In this article, we discuss how nuts, including walnuts and almonds, as part of the diet reduce blood cholesterol levels and heart health.
Nuts are an excellent source of polyunsaturated fatty acids and nutrients. Due to simple and convenient storage as well as easy transportation and handling, they are one of the best options for snacks that you always have with you. Eating nuts as part of your diet can keep your heart healthy. Perhaps the only disadvantage of nuts is their high calories. Of course, this shortcoming can be eliminated with reasonable and adequate consumption.
How do nuts help your heart
Research has shown that consuming nuts in the diet can reduce the risk of heart attack in people who are exposed to them. But how?

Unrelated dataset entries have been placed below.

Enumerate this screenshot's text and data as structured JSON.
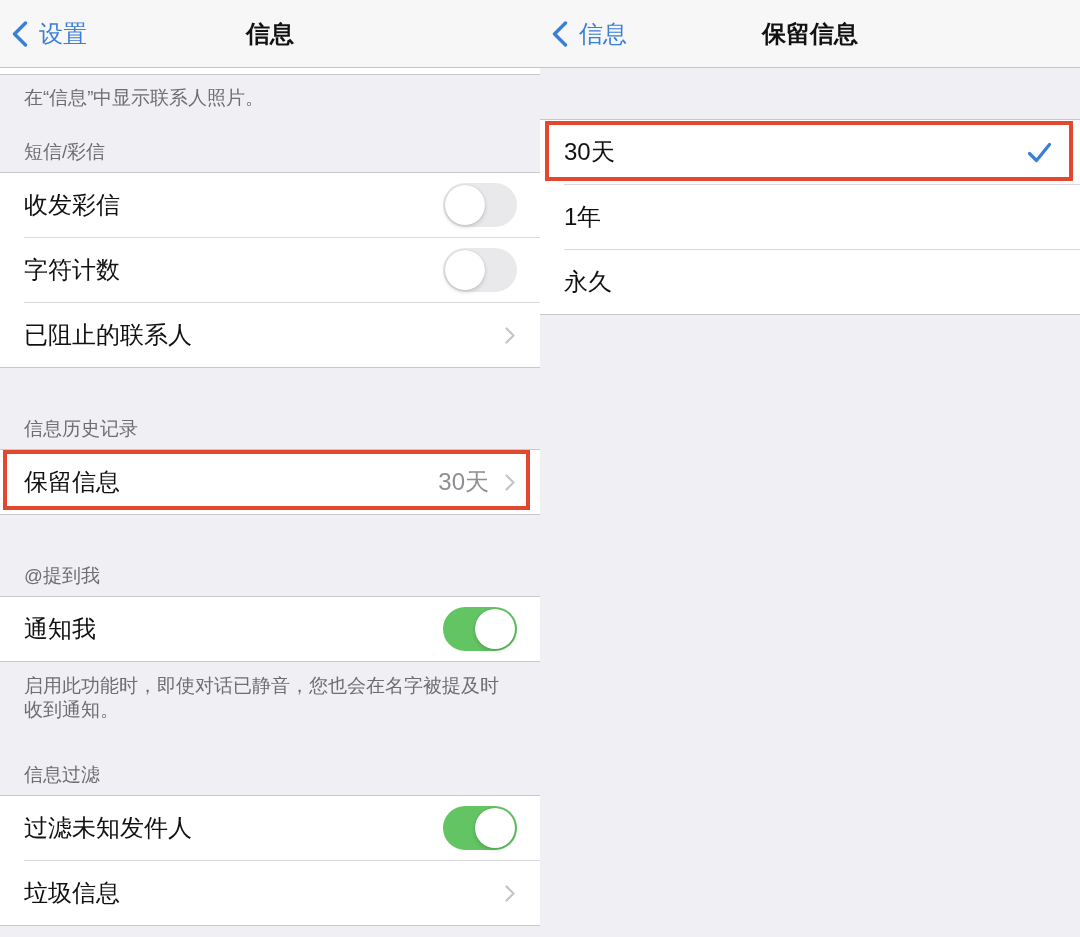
{
  "settings_page": {
    "nav_bar": {
      "back_label": "设置",
      "title": "信息"
    },
    "note": "在“信息”中显示联系人照片。",
    "sections": [
      {
        "header": "短信/彩信",
        "rows": [
          {
            "kind": "toggle",
            "label": "收发彩信",
            "on": false,
            "highlighted": false
          },
          {
            "kind": "toggle",
            "label": "字符计数",
            "on": false,
            "highlighted": false
          },
          {
            "kind": "link",
            "label": "已阻止的联系人",
            "highlighted": false
          }
        ]
      },
      {
        "header": "信息历史记录",
        "rows": [
          {
            "kind": "link",
            "label": "保留信息",
            "value": "30天",
            "highlighted": true
          }
        ]
      },
      {
        "header": "@提到我",
        "rows": [
          {
            "kind": "toggle",
            "label": "通知我",
            "on": true,
            "highlighted": false
          }
        ],
        "footer": "启用此功能时，即使对话已静音，您也会在名字被提及时收到通知。"
      },
      {
        "header": "信息过滤",
        "rows": [
          {
            "kind": "toggle",
            "label": "过滤未知发件人",
            "on": true,
            "highlighted": false
          },
          {
            "kind": "link",
            "label": "垃圾信息",
            "highlighted": false
          }
        ]
      }
    ]
  },
  "retention_page": {
    "nav_bar": {
      "back_label": "信息",
      "title": "保留信息"
    },
    "options": [
      {
        "label": "30天",
        "selected": true,
        "highlighted": true
      },
      {
        "label": "1年",
        "selected": false,
        "highlighted": false
      },
      {
        "label": "永久",
        "selected": false,
        "highlighted": false
      }
    ]
  }
}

Nuts can lower low-density lipoprotein (LDL) cholesterol and triglyceride levels. This work plays an important role in preventing the formation of deposits in blood arteries.
It improves and restores the vessel wall.
It prevents the formation of blood clots that may cause heart attack and death.
What do nuts contain that help the heart
All nuts are rich in minerals and nutrients. Some of these substances are very useful for heart health, such as:
Unsaturated fat
This type of fat reduces the level of bad cholesterol in the blood.
Omega 3 fatty acids
This type of fatty acid, which you may have heard more about in fish, is also found in nuts. Omega-3 fatty acids promote heart health and prevent irregular heartbeats that may lead to heart attacks.
fiber
Almost all nuts contain fiber. This fiber makes you feel full and eat less. It also helps to reduce cholesterol.
Vitamin E
This vitamin can prevent the formation of plaque in your blood. Plaque causes narrowing of blood vessels and increases the risk of coronary artery disease and heart attack.
Plant sterols
Some nuts naturally contain plant sterols that lower cholesterol.
arginine
Nuts are a good source of arginine, which promotes the health of blood arteries by increasing their flexibility and blood clotting in arterial tears.
What is the reasonable consumption of nuts
At first, it is recommended to eat nuts raw. Salted or processed nuts have a much lower impact on heart health. Ideally, you should eat about a handful of nuts a day. Consuming more than this amount will add too many calories to your body, which can lead to overweight.
Consuming nuts alone along with a healthy diet can be effective in improving heart health. Just eating nuts and consuming saturated fats, protein and meat products will not have any effect on your heart health.
Which nuts are more useful for the heart
It can be said that almost all nuts have very large amounts of minerals and organic substances that are beneficial for the health of the body and heart. However, some nuts such as walnuts have more omega-3 and can have a better effect on heart health.
Walnuts, hazelnuts and peanuts seem to be more beneficial for heart health. Of course, provided that they are not covered with salt and chocolate.
Is nut oil good for heart health
The use of nut oils such as walnut oil is suitable for salads and cooking. Of course, keep in mind that nut oils are more sensitive to heat than regular oils. For example, walnut oil becomes bitter in high heat. Consider this point, walnut oil is high in fat and calories, and use it in moderation.